A taxa de desemprego cresceu 19,7% em 2020. A produção industrial encolhe mês a mês, como manda o receituário do ministro da Economia, Paulo Guedes. Como se bem sabe, quando alguém perde sempre há quem ganhe. Pois, na corrida pelo lucro bilionário, os bancos lideram. O resultado do 4º trimestre de 2021 aponta o Santander Brasil como medalhista de ouro pela agressividade, seguido do Bradesco, que já tem agência operando sem caixa(!), Itaú e Unibanco. 

Por mais escandaloso que seja o faturamento do sistema bancário nativo, em tempos de peste — superou até a indústria farmacêutica — os usineiros seguem “comendo mingau quente pela beira”. E “fraturando”. Quem entende do babado garante: o setor sucroalcooleiro dá as cartas na “hora do vamos ver”. Antes mesmo da guerra da Rússia contra os EUA/Otan na Ucrânia o preço dos combustíveis já havia decolado. 

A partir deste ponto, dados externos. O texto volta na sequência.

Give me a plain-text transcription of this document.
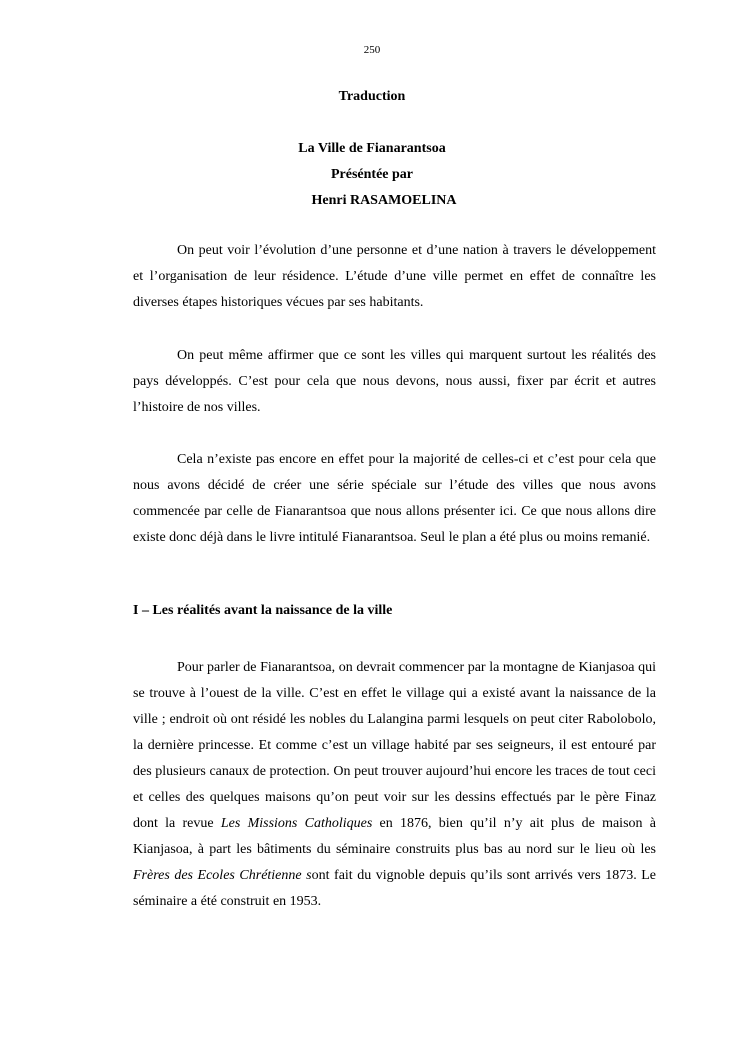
250
Traduction
La Ville de Fianarantsoa
Préséntée par
Henri RASAMOELINA

On peut voir l’évolution d’une personne et d’une nation à travers le développement et l’organisation de leur résidence. L’étude d’une ville permet en effet de connaître les diverses étapes historiques vécues par ses habitants.

On peut même affirmer que ce sont les villes qui marquent surtout les réalités des pays développés. C’est pour cela que nous devons, nous aussi, fixer par écrit et autres l’histoire de nos villes.

Cela n’existe pas encore en effet pour la majorité de celles-ci et c’est pour cela que nous avons décidé de créer une série spéciale sur l’étude des villes que nous avons commencée par celle de Fianarantsoa que nous allons présenter ici. Ce que nous allons dire existe donc déjà dans le livre intitulé Fianarantsoa. Seul le plan a été plus ou moins remanié.

I – Les réalités avant la naissance de la ville

Pour parler de Fianarantsoa, on devrait commencer par la montagne de Kianjasoa qui se trouve à l’ouest de la ville. C’est en effet le village qui a existé avant la naissance de la ville ; endroit où ont résidé les nobles du Lalangina parmi lesquels on peut citer Rabolobolo, la dernière princesse. Et comme c’est un village habité par ses seigneurs, il est entouré par des plusieurs canaux de protection. On peut trouver aujourd’hui encore les traces de tout ceci et celles des quelques maisons qu’on peut voir sur les dessins effectués par le père Finaz dont la revue Les Missions Catholiques en 1876, bien qu’il n’y ait plus de maison à Kianjasoa, à part les bâtiments du séminaire construits plus bas au nord sur le lieu où les Frères des Ecoles Chrétienne sont fait du vignoble depuis qu’ils sont arrivés vers 1873. Le séminaire a été construit en 1953.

Empresários sucroalcooleiros inibiram até fabricação de carro elétrico, mas na hora da crise vendem açúcar e etanol mais caros para o primeiro mundo

Pixabay
O agronegócio não parece preocupado com o preço dos combustíveis

Confirma a cobertura completa da Diálogos do Sul sobre a Guerra na Ucrânia

A ditadura militar criou o Pro-Álcool, em 1975, e não poupou subsídios para estimular a participação de “empresários patriotas” no negócio. Porém, agora que o Brasil precisa de carro movido à álcool para superar a crise econômica que dizima a população, tais defensores do país viraram a casaca, seduzidos por “american dollars”. 

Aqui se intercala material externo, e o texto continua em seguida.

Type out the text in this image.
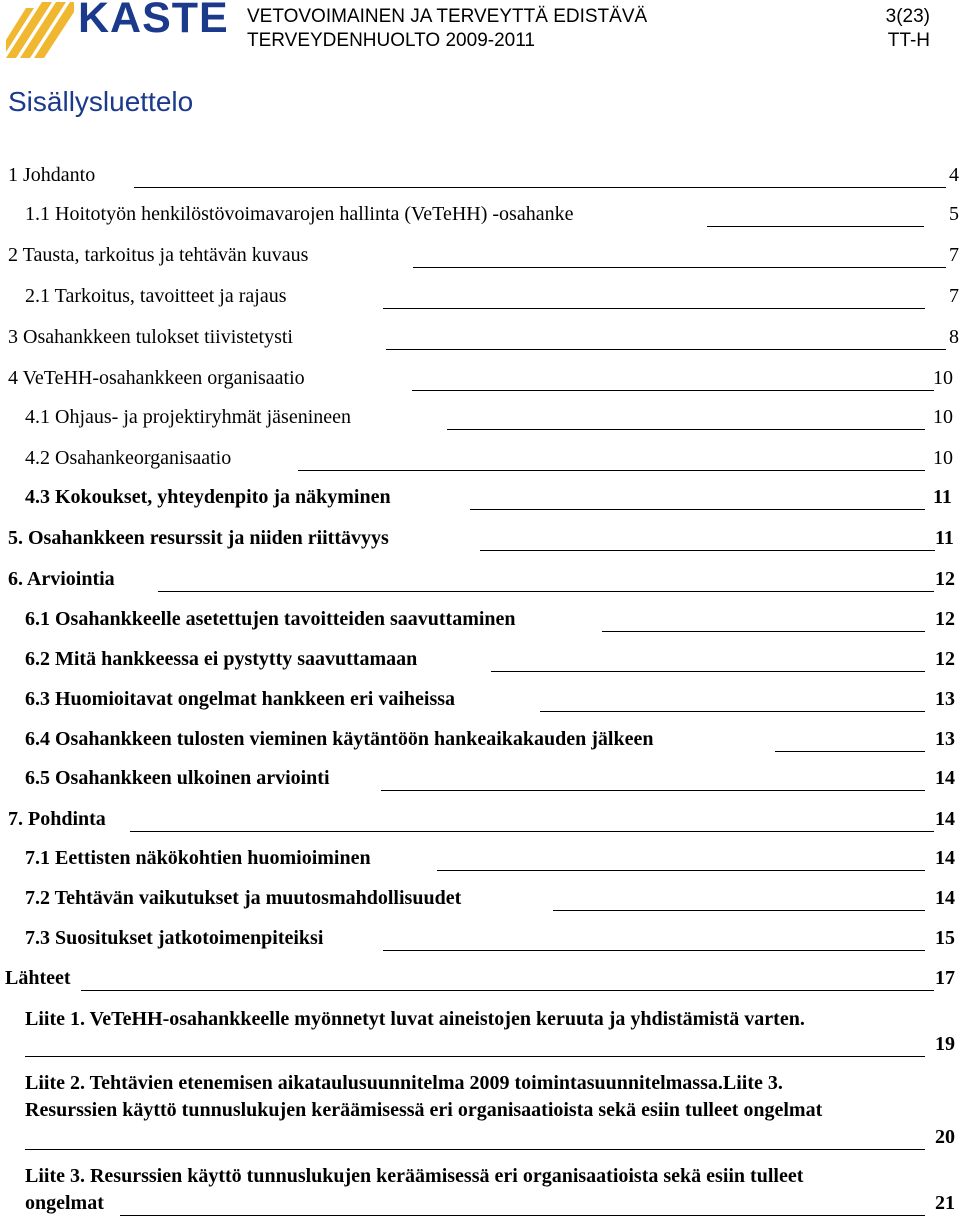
KASTE VETOVOIMAINEN JA TERVEYTTÄ EDISTÄVÄ
TERVEYDENHUOLTO 2009-2011
3(23)
TT-H
Sisällysluettelo
1 Johdanto	4
1.1 Hoitotyön henkilöstövoimavarojen hallinta (VeTeHH) -osahanke	5
2 Tausta, tarkoitus ja tehtävän kuvaus	7
2.1 Tarkoitus, tavoitteet ja rajaus	7
3 Osahankkeen tulokset tiivistetysti	8
4 VeTeHH-osahankkeen organisaatio	10
4.1 Ohjaus- ja projektiryhmät jäsenineen	10
4.2 Osahankeorganisaatio	10
4.3 Kokoukset, yhteydenpito ja näkyminen	11
5. Osahankkeen resurssit ja niiden riittävyys	11
6. Arviointia	12
6.1 Osahankkeelle asetettujen tavoitteiden saavuttaminen	12
6.2 Mitä hankkeessa ei pystytty saavuttamaan	12
6.3 Huomioitavat ongelmat hankkeen eri vaiheissa	13
6.4 Osahankkeen tulosten vieminen käytäntöön hankeaikakauden jälkeen	13
6.5 Osahankkeen ulkoinen arviointi	14
7. Pohdinta	14
7.1 Eettisten näkökohtien huomioiminen	14
7.2 Tehtävän vaikutukset ja muutosmahdollisuudet	14
7.3 Suositukset jatkotoimenpiteiksi	15
Lähteet	17
Liite 1. VeTeHH-osahankkeelle myönnetyt luvat aineistojen keruuta ja yhdistämistä varten.
19
Liite 2. Tehtävien etenemisen aikataulusuunnitelma 2009 toimintasuunnitelmassa.Liite 3.
Resurssien käyttö tunnuslukujen keräämisessä eri organisaatioista sekä esiin tulleet ongelmat
20
Liite 3. Resurssien käyttö tunnuslukujen keräämisessä eri organisaatioista sekä esiin tulleet
ongelmat	21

Após crescerem despudoradamente, o mínimo que o grupo teria de fazer era o uso extensivo do etanol em Pindorama: a alternativa barata de combustível para não travar ainda mais o desenvolvimento deste país com vocação de quintal dos EUA. O problema é que os usineiros só querem saber de aproveitar a situação e arrancar mais lucros. Investir em etanol e açúcar eles investem, mas só para exportação, muito mais rentável. O mercado brasileiro e seus pobres “que se lixem”.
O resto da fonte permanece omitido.